Ding-dong! The witch is alive.
The bases of SCOs appeal is not yet known. The papers filed only give notice that the plaintiff, that would be SCO, intends to appeal the decision. What is known is that the bankrupt company with no assets, other than its claim against IBM, is somehow managing to keep lawyers paid, which indicates that somebodys lurking in the shadows hoping to eventually win the SCO lottery.
We can also assume that SCOs lawyers arent working cheaply. According to the court document filed Tuesday, the company continues to be represented by the law firm Boies, Schiller & Flexner. David Boies is the same lawyer who prevailed over Redmond in the Netscape/Microsoft monopoly case and was almost responsible for having Microsoft split into two companies.

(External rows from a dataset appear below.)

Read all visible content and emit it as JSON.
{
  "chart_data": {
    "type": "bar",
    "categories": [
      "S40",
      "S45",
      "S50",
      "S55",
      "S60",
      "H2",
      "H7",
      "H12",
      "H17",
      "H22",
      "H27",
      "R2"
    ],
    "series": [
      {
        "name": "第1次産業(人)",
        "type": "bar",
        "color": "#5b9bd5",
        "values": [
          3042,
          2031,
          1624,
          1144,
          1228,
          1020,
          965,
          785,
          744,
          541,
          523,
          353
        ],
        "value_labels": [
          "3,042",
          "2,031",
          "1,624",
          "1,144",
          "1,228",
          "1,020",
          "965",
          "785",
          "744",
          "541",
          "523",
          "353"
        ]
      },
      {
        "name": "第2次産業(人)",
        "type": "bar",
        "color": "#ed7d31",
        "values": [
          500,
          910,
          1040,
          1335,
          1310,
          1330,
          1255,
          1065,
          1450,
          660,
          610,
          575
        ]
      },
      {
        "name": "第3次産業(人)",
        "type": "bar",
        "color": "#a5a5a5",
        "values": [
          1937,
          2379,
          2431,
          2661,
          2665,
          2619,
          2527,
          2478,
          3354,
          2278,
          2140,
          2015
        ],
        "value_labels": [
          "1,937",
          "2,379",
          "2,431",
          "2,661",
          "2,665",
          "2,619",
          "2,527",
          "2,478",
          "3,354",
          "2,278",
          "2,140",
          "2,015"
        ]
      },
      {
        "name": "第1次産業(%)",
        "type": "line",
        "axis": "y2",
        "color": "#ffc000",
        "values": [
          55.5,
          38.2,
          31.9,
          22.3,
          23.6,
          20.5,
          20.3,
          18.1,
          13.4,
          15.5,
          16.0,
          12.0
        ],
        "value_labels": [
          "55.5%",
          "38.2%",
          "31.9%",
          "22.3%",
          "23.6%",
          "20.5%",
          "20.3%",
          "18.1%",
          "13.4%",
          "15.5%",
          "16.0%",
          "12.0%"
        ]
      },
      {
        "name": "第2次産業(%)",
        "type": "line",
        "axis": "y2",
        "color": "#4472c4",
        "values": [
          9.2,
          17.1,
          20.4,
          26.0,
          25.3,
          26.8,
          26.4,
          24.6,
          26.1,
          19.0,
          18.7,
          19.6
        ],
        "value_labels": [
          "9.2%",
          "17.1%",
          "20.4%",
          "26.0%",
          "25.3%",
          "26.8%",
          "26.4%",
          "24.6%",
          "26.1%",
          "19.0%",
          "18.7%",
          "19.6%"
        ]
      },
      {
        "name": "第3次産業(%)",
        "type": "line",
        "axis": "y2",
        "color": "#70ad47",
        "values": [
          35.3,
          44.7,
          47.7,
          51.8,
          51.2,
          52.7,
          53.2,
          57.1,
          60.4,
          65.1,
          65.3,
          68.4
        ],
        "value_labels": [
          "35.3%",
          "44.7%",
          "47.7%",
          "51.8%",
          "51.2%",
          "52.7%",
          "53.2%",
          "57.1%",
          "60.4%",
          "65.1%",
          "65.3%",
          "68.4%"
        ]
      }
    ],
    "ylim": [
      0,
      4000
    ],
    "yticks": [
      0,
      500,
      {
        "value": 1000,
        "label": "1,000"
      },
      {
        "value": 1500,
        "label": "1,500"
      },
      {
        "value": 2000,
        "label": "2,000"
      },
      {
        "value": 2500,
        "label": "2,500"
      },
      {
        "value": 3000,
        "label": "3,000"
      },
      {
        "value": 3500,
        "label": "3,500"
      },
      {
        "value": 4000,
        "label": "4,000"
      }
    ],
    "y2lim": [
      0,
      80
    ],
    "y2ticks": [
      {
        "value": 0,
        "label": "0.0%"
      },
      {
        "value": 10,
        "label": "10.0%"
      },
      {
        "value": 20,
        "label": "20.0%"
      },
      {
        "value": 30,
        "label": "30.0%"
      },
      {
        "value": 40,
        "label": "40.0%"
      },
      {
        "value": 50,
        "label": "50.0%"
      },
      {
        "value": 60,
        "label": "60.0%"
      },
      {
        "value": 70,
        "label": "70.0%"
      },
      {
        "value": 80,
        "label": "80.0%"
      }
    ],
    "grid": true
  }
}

To hazard a guess, IBMs response will likely be to revive its countersuits against SCO, and might even add a couple of new ones into the mix. It wouldnt be a surprise if IBM pursued these counter claims aggressively, in an effort to help whomever is behind keeping SCO alive incur considerable legal expenses.
In the meantime, grab the popcorn and the M&Ms. This is turning out to be the longest death scene ever.
At least I could still read the synopses of the articles. Or go and actually read the linked articles. Oh wait, that’s against the FR guidelines isn’t it. Must NEVER read the article. Or is that just before posting? I can never get it right.
According to the court document filed Tuesday, the company continues to be represented by the law firm Boies, Schiller & Flexner.
...
My guess is they own SCO or have a huge claim on any future award.
He is still in my killfile.
FRTrollblocker is a great script.
That was it. Never did figure out why the 8088’s were worse/came out before the 8086’s.
I’ve searched for it and can’t find it. I’d really like to have it as it worked nicely. Do you have it or can you point me to some place online I can DL it again? There are really a few posters that I’d like to just never see - ever!
IBM. 8088 was an 8 bit bus. The 86 had the full 16 bit bus for the architecture, which was best for a multi user system.
The 8087 was an optional math co-processor.
The 88 was cheaper and designed for a single user system. IBM was taking a chance on the PC. Their main focus was big iron.
It ended up exceeding their expectations, of course. They screwed the pooch with the PS/2 and micro channel. Not that micro channel was bad, it just wasn’t backward compatible with the iSA bus. Expansion cards were expensive back then. Small businesses couldn’t just scrap their investments like large corporations could.
Compaq won the day with EISA.
Back in the day we used to take hex editors to command.com and replaced “International Business Machines” with “Ignorant Business Men” in the boot up copyright screen.
}:-)
Perhaps their lawyers see some remote money at the end of the rainbow?